Institute of Biochemistry and Biophysics PAS, Pawinskiego 5a, Warsaw, Poland.
Faculty of Mathematics, Informatics, and Mechanics, University of Warsaw, Banacha 2, Warsaw, Poland.
Bioinformatics. 2019 Apr 15;35(8):1334-1341. doi: 10.1093/bioinformatics/bty757.
Fingerprints (FPs) are the most common small molecule representation in cheminformatics. There are a wide variety of FPs, and the Extended Connectivity Fingerprint (ECFP) is one of the best-suited for general applications. Despite the overall FP abundance, only a few FPs represent the 3D structure of the molecule, and hardly any encode protein-ligand interactions.

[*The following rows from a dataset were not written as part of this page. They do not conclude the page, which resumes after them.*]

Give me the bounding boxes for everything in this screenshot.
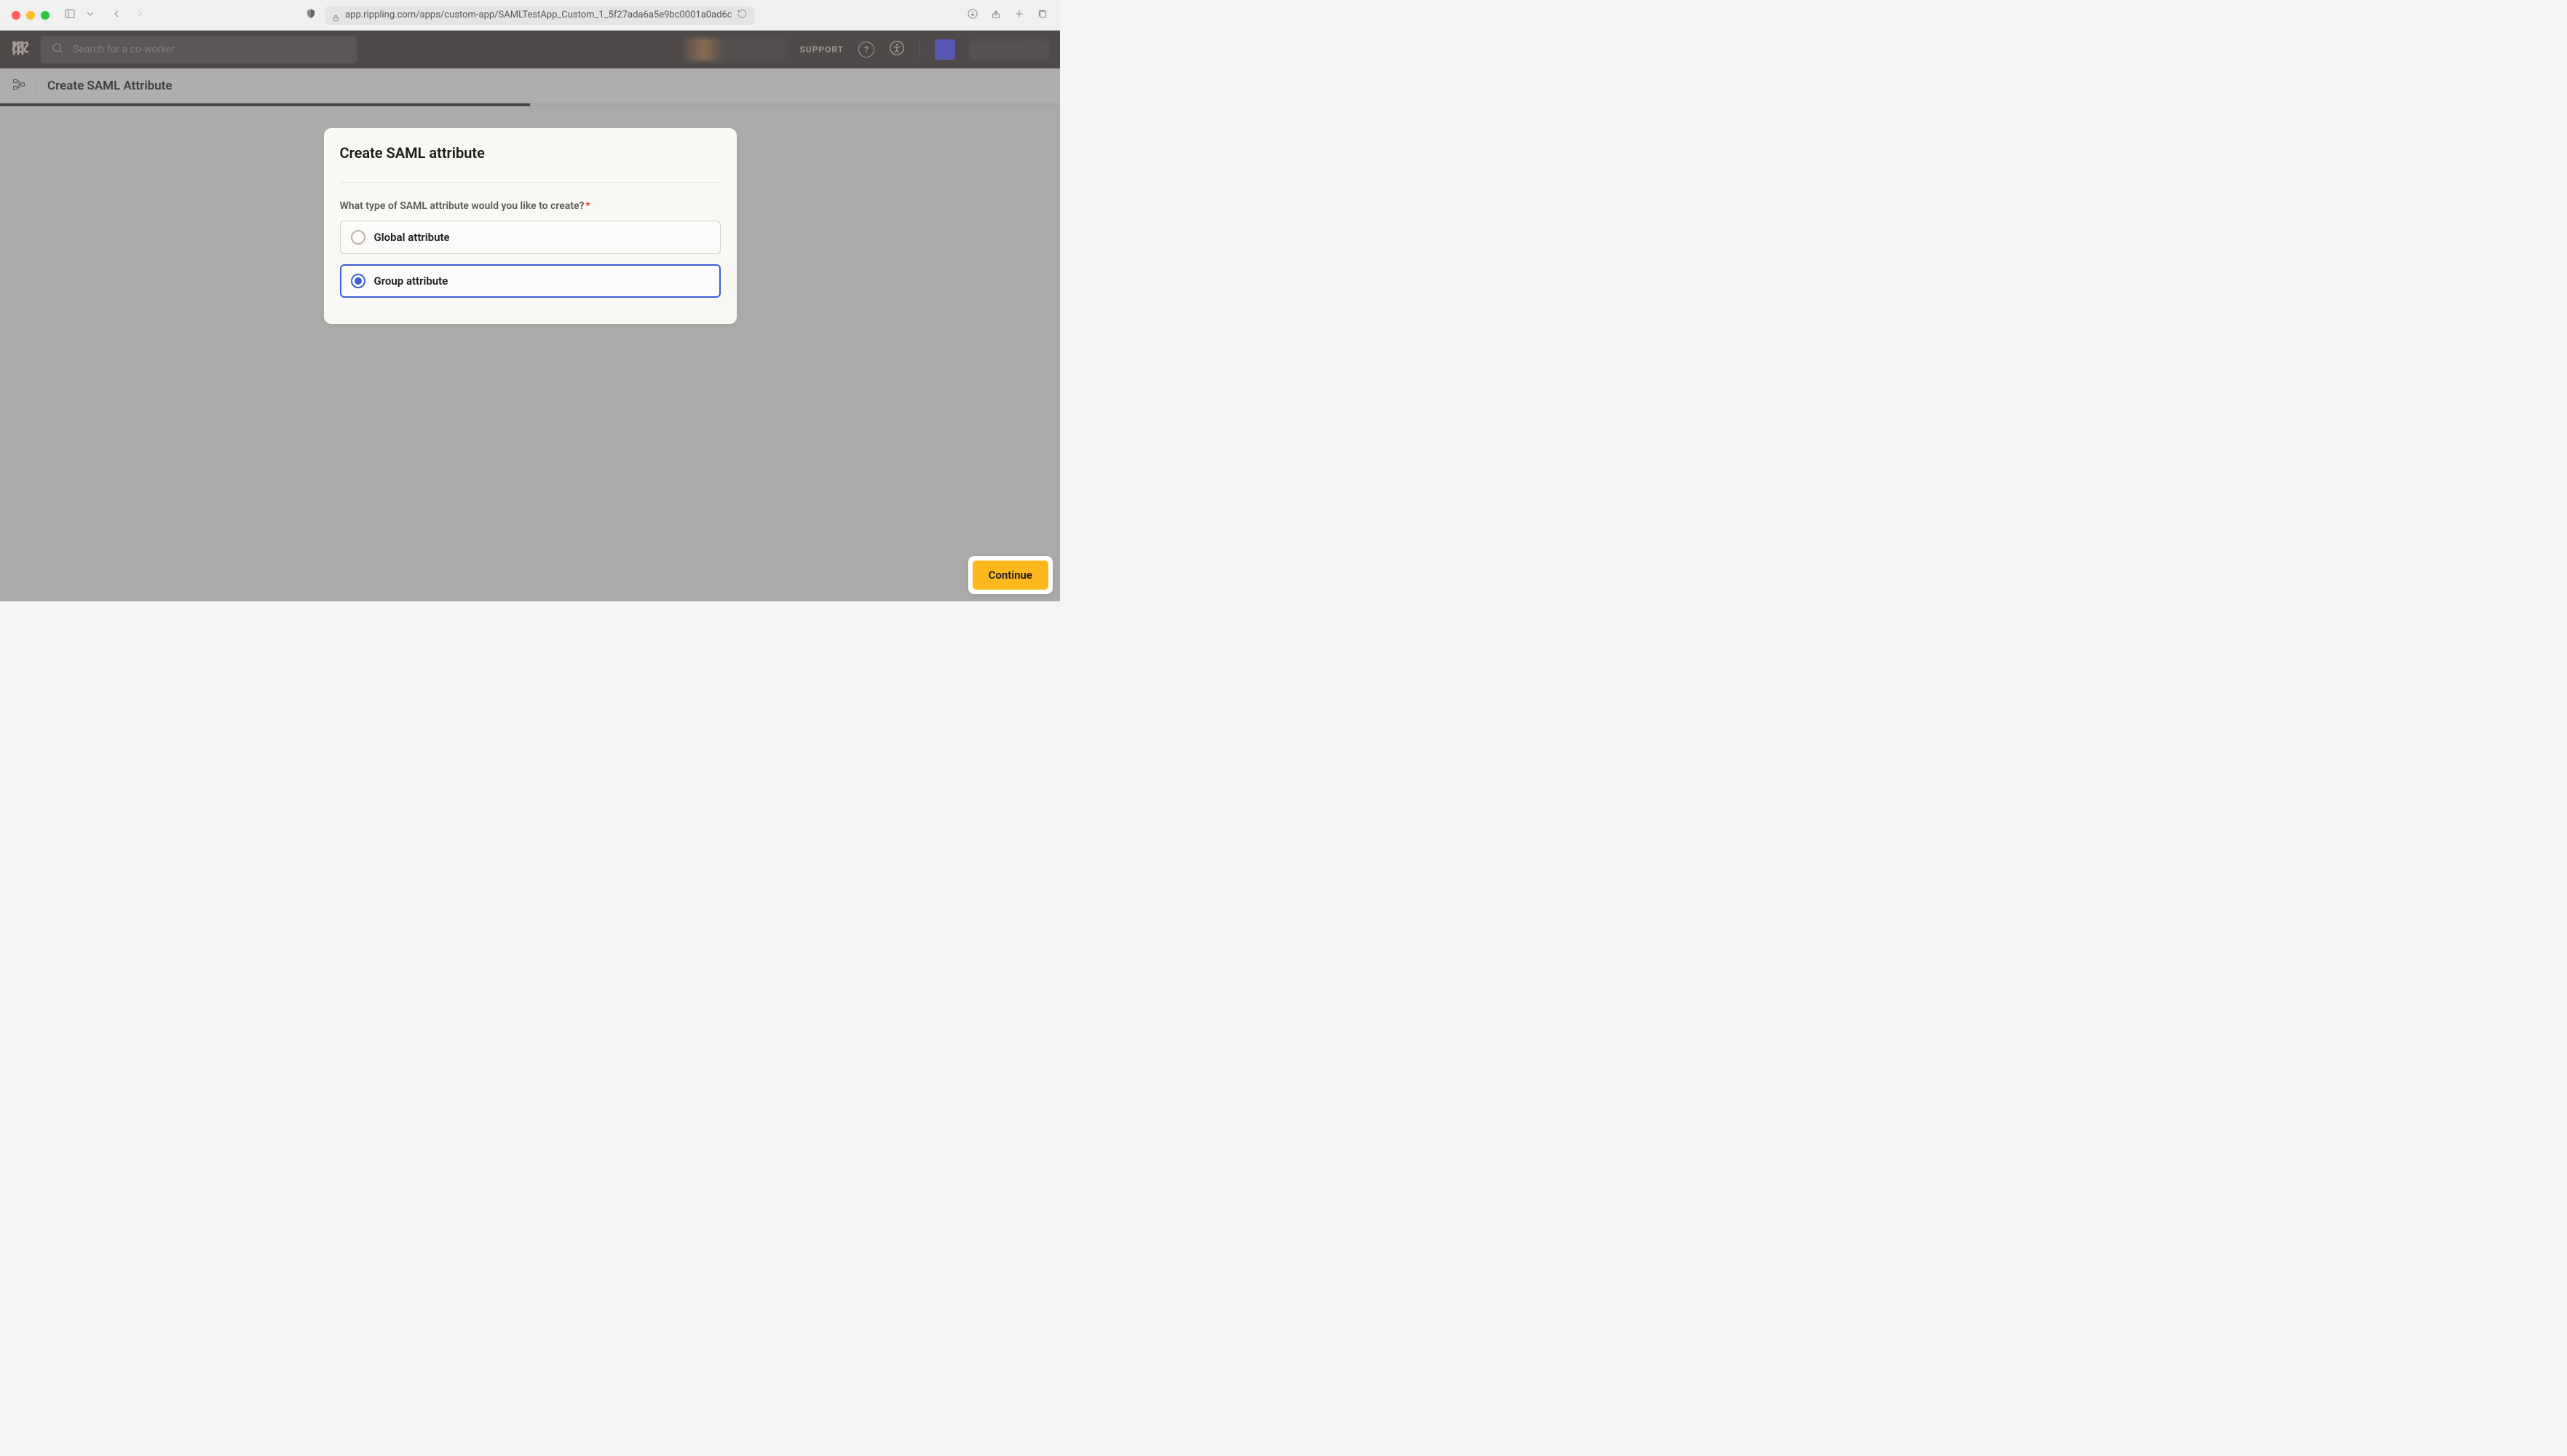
radio-label: Global attribute bbox=[374, 231, 450, 244]
sidebar-toggle-group bbox=[64, 8, 146, 23]
close-window-button[interactable] bbox=[12, 11, 20, 20]
user-name-blurred bbox=[970, 40, 1048, 59]
radio-global-attribute[interactable]: Global attribute bbox=[340, 221, 721, 254]
share-icon[interactable] bbox=[990, 8, 1002, 23]
search-box[interactable] bbox=[41, 36, 357, 63]
url-bar[interactable]: app.rippling.com/apps/custom-app/SAMLTes… bbox=[325, 6, 755, 25]
continue-button[interactable]: Continue bbox=[973, 561, 1048, 590]
user-avatar[interactable] bbox=[935, 39, 955, 60]
forward-button[interactable] bbox=[134, 8, 146, 23]
form-question-label: What type of SAML attribute would you li… bbox=[340, 200, 721, 212]
back-button[interactable] bbox=[111, 8, 122, 23]
search-icon bbox=[51, 41, 64, 58]
workflow-icon[interactable] bbox=[12, 77, 26, 95]
sidebar-icon[interactable] bbox=[64, 8, 76, 23]
support-link[interactable]: SUPPORT bbox=[799, 44, 844, 55]
browser-chrome: app.rippling.com/apps/custom-app/SAMLTes… bbox=[0, 0, 1060, 31]
help-icon[interactable]: ? bbox=[858, 41, 874, 58]
privacy-shield-icon[interactable] bbox=[306, 8, 317, 22]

Here, we present a Protein-Ligand Extended Connectivity (PLEC) FP that implicitly encodes protein-ligand interactions by pairing the ECFP environments from the ligand and the protein. PLEC FPs were used to construct different machine learning models tailored for predicting protein-ligand affinities (pKi∕d). Even the simplest linear model built on the PLEC FP achieved Rp = 0.817 on the Protein Databank (PDB) bind v2016 'core set', demonstrating its descriptive power.
The PLEC FP has been implemented in the Open Drug Discovery Toolkit (https://github.com/oddt/oddt).
Supplementary data are available at Bioinformatics online.
指纹(FPs)是化学生物信息学中最常见的小分子表示形式。有各种各样的 FPs,而扩展连接指纹(ECFP)是最适合一般应用的指纹之一。尽管 FP 总体上很丰富,但只有少数几个 FPs 代表分子的 3D 结构,几乎没有任何 FP 编码蛋白质-配体相互作用。
在这里,我们提出了一种蛋白质-配体扩展连接(PLEC)指纹,它通过将配体和蛋白质的 ECFP 环境配对,隐式地编码蛋白质-配体相互作用。PLEC FPs 用于构建不同的机器学习模型,专门用于预测蛋白质-配体亲和力(pKi∕d)。即使是基于 PLEC FP 构建的最简单的线性模型,在 Protein Databank(PDB)bind v2016“核心集”上的 Rp 值也达到了 0.817,证明了其描述能力。
PLEC FP 已在 Open Drug Discovery Toolkit(https://github.com/oddt/oddt)中实现。
补充数据可在生物信息学在线获得。